02 Jun
02Jun

In times when public opinion oscillates between digital ignorance and legal laziness, characters like Álvaro González emerge—who is neither a watchdog, nor an active citizen, nor even a resident of the city he claims to oversee. At best, he is a tourist of denunciation; at worst, an opportunist spouting easy words and defamation wrapped in a ribbon.González sees himself as some sort of moral crusader, but his narrative is built not on evidence, but on rumors, conjectures, and a jumble of recycled phrases pulled from mediocre opinion columns. His method is simple: stitch together names of public officials, contractors, and leaders with pins of hatred and resentment, branding them “corrupt” based solely on proximity, hearsay, and hallway coincidences. That is not oversight—it’s reputational terrorism.

But let’s break this down, as international treaties do.

First, under the United Nations International Covenant on Civil and Political Rights, Article 17 clearly states: “No one shall be subjected to arbitrary or unlawful interference with his privacy, family, home or correspondence, nor to unlawful attacks on his honor and reputation.” What González does with his constant verbal diarrhea is exactly that: an attack on the honor of others without a shred of legal basis, hiding behind a keyboard and a role no one has granted him.

Second, U.S. law—where he allegedly polishes toilets at some hospital near JFK airport—is just as clear. Title 18 of the United States Code, Section 875, penalizes anyone who transmits threats or engages in extortionate communications across state or national lines. If this individual has used emails, phone calls, or digital platforms from U.S. soil to threaten public officials or suggest he might stop his attacks in exchange for a contract, then we are not dealing with a watchdog—we are dealing with an international extortionist. And that carries serious criminal consequences in the United States.And if, as he claims, he has applied for storm drainage contracts in Colombia while simultaneously “denouncing” those who manage them, then the line between citizen oversight and blackmail is not just blurred—it’s obliterated. Mr. González is not auditing; he is extorting. He’s not overseeing; he’s ambushing.

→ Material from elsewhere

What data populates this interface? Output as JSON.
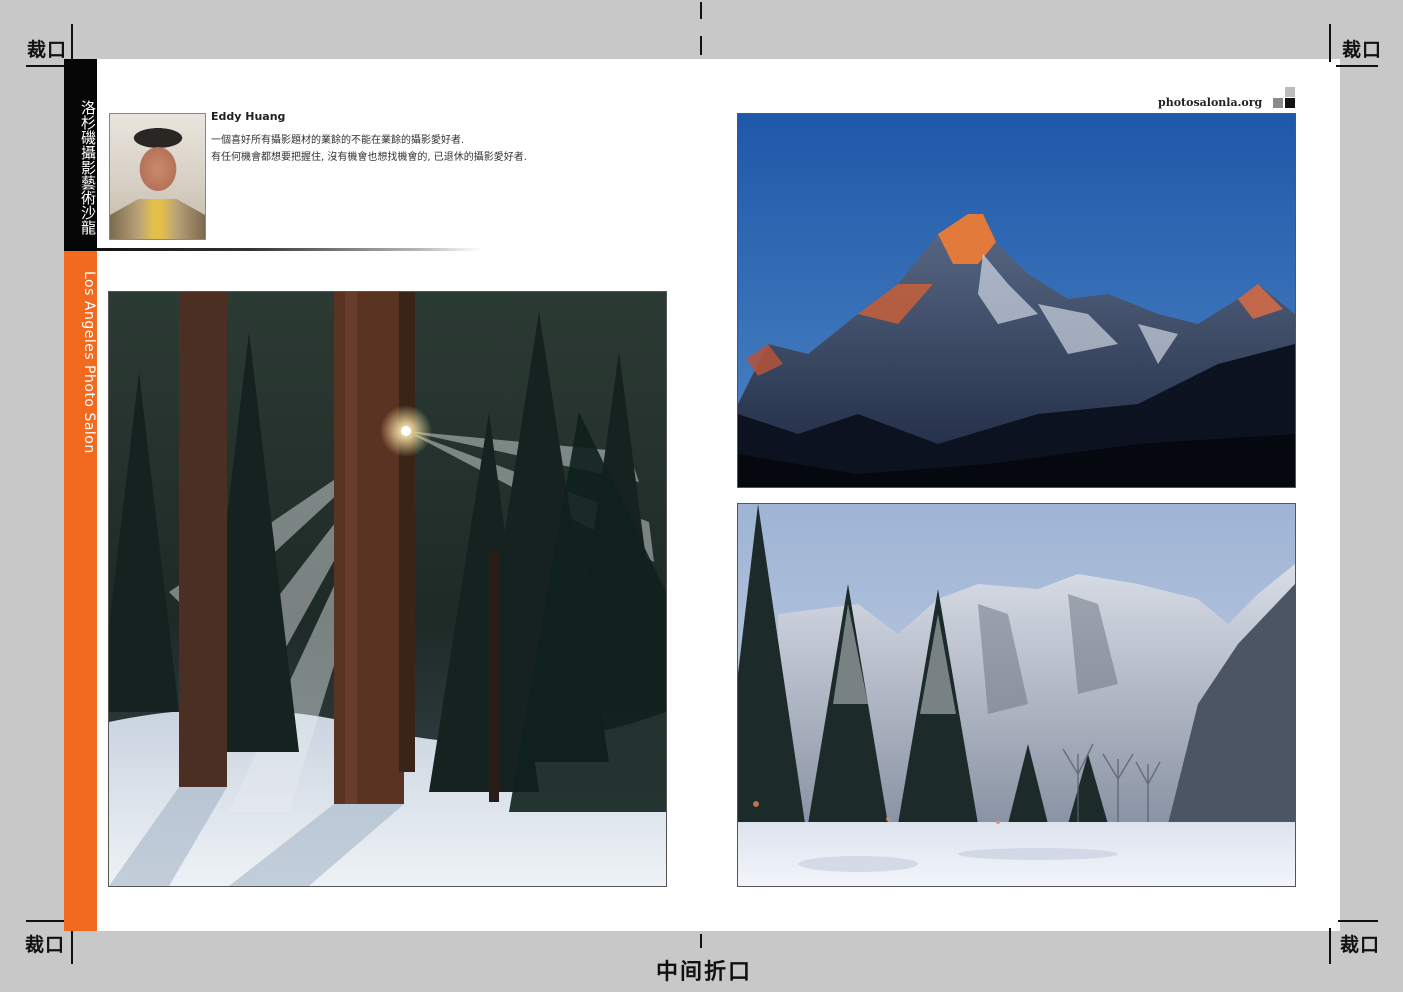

Third, the so-called activist should remember that the Foreign Agents Registration Act (FARA) in the U.S. requires anyone engaging in political or public activities on behalf of foreign governments to register and disclose their actions. If this individual, from his perch in New York, is attempting to influence contract decisions in Cartagena or any other Colombian city, he should be registered as a foreign influence agent. Is he? Or does he prefer to keep acting like a kind of “undercover immigrant,” using his U.S. residency to attack governments allied with his host country?It might be worth asking former President Donald Trump—so vigilant against “problematic migrants”—what he thinks of residents who use their U.S. status not to prosper through honest work, but to attack friendly governments from behind a keyboard while quietly seeking contracts under the table.You don’t get to play Robin Hood with empty ethical pockets. If González has evidence, he should go to the Prosecutor’s Office, submit himself to judicial scrutiny, and risk being exposed for what many already believe he is: a blowhard masquerading as a martyr. But if all he’s got left is his teary, tired narrative, then he’d better stick to cleaning toilets in peace—because in the court of legal truth, he’s already lost the battle.